Em outra parede desta sala, diversas impressões muito bem cuidadas, reproduziam aquarelas da série “Arte é Inço” de Ana Flávia Baldisserotto. Estas aquarelas foram realizadas a partir de observação e estudo das plantas de crescimento espontâneo no meio urbano de Porto Alegre. As originais podiam ser vistas numa mesa no centro do ambiente que na etiqueta de informação se lia: “Mesa de estudos para observação geográfica e orgânica”. Na parede, junto às impressões, estava outro QR Code que direcionava o visitante para uma página de venda dentro dos princípios da economia solidária, visando a sustentabilidade do projeto.

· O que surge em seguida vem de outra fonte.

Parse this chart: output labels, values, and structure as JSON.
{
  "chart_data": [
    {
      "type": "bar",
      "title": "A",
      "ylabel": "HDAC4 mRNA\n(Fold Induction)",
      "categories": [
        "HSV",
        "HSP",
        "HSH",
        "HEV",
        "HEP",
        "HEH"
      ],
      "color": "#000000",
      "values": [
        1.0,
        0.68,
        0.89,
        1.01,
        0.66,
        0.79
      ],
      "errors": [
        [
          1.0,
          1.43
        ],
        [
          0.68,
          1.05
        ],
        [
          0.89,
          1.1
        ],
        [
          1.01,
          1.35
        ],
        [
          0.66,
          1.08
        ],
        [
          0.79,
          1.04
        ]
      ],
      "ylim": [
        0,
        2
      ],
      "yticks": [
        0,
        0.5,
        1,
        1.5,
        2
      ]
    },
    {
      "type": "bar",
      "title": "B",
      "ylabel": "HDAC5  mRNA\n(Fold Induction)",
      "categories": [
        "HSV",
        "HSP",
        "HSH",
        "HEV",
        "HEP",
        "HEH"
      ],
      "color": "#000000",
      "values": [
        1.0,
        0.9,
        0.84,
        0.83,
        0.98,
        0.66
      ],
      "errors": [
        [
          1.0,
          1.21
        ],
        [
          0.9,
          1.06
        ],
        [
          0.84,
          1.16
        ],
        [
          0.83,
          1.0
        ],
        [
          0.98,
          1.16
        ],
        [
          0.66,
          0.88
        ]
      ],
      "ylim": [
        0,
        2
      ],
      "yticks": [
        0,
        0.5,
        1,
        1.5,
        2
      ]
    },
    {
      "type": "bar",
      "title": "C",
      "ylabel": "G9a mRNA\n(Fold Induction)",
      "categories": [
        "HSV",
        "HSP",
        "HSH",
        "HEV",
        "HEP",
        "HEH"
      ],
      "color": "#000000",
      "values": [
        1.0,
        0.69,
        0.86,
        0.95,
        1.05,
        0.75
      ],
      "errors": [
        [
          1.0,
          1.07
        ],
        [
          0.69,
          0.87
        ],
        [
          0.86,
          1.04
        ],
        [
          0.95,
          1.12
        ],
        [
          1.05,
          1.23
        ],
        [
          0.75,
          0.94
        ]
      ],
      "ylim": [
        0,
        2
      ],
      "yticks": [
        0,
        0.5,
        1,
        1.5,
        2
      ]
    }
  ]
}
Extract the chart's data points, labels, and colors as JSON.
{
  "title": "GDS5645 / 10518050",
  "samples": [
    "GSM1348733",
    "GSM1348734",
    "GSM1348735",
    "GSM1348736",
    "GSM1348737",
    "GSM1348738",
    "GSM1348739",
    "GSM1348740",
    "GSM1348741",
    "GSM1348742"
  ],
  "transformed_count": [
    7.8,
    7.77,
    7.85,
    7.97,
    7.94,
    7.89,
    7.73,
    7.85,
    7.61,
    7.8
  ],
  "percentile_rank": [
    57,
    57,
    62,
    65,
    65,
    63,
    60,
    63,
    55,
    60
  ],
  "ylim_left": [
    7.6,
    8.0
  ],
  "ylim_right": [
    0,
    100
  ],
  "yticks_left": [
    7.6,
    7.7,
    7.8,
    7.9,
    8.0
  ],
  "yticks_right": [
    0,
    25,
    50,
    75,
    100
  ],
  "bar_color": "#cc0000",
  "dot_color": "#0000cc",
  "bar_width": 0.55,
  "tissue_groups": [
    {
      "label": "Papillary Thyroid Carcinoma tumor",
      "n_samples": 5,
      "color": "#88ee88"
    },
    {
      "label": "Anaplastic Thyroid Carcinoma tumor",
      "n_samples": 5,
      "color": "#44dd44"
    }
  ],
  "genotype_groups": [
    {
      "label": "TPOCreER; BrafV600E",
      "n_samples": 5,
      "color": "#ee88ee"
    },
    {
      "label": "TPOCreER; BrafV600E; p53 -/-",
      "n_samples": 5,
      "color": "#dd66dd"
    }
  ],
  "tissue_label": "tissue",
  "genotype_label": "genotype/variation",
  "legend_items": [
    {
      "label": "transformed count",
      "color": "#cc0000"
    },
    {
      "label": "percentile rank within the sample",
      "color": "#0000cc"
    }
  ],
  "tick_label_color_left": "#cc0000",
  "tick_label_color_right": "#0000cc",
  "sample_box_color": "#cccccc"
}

No outro espaço expositivo estava o trabalho de Daniel Caballero. Uma série de vídeos processuais do trabalho “Cerrado Infinito” definido assim no site do artista: “Cerrado Infinito é o primeiro experimento de recriação de uma paisagem de cerrado dentro de uma área urbana pública. Um refúgio de plantas inevitavelmente extintas ao longo do desenvolvimento da cidade de São Paulo, e expulsas para a periferia até seu completo desaparecimento. O projeto às resgata, mapeando sobreviventes, coletando mudas e sementes para serem plantadas em conjunto, formando ao longo do tempo a visualidade dos extintos Campos de Piratininga. A tentativa é desprogramar territórios pela cidade, e devolver a terra a um marco zero, anterior à ocupação colonial. Também é um esforço para cultivar um terreno baldio e biodiverso, de plantas, animais e de pessoas à medida que recuperam a memória do lugar que habitam. (..)”

Podemos ver que os trabalhos de todos os artistas nesta mostra, acontecem na rua, no espaço público, na natureza ou no que restou dela. Assim duas estratégias foram criadas para que este acontecimento não ficasse restrito ao interior da Galeria ECARTA. Uma foi a criação de Lambes que foram afixados pela cidade e deixados também a disposição dos visitantes. Outra estratégia foi a de realizar caminhadas, que em função da pandemia tiveram de ser restritas a um pequeno número de participantes, mas que cumpriram o papel de dedicar um olhar aos morros de Porto Alegre, e também apresentar esta paisagem à Daniel, artista de São Paulo tendo a experiência de ser conduzido pelo Sr. Newton, conhecedor de todos estes caminhos.

Assim foi meu retorno ao universo das exposições num dia 2 de outubro, finalizado, é claro, por uma boa caminhada de manifestação e protesto pelas ruas do centro de Porto Alegre.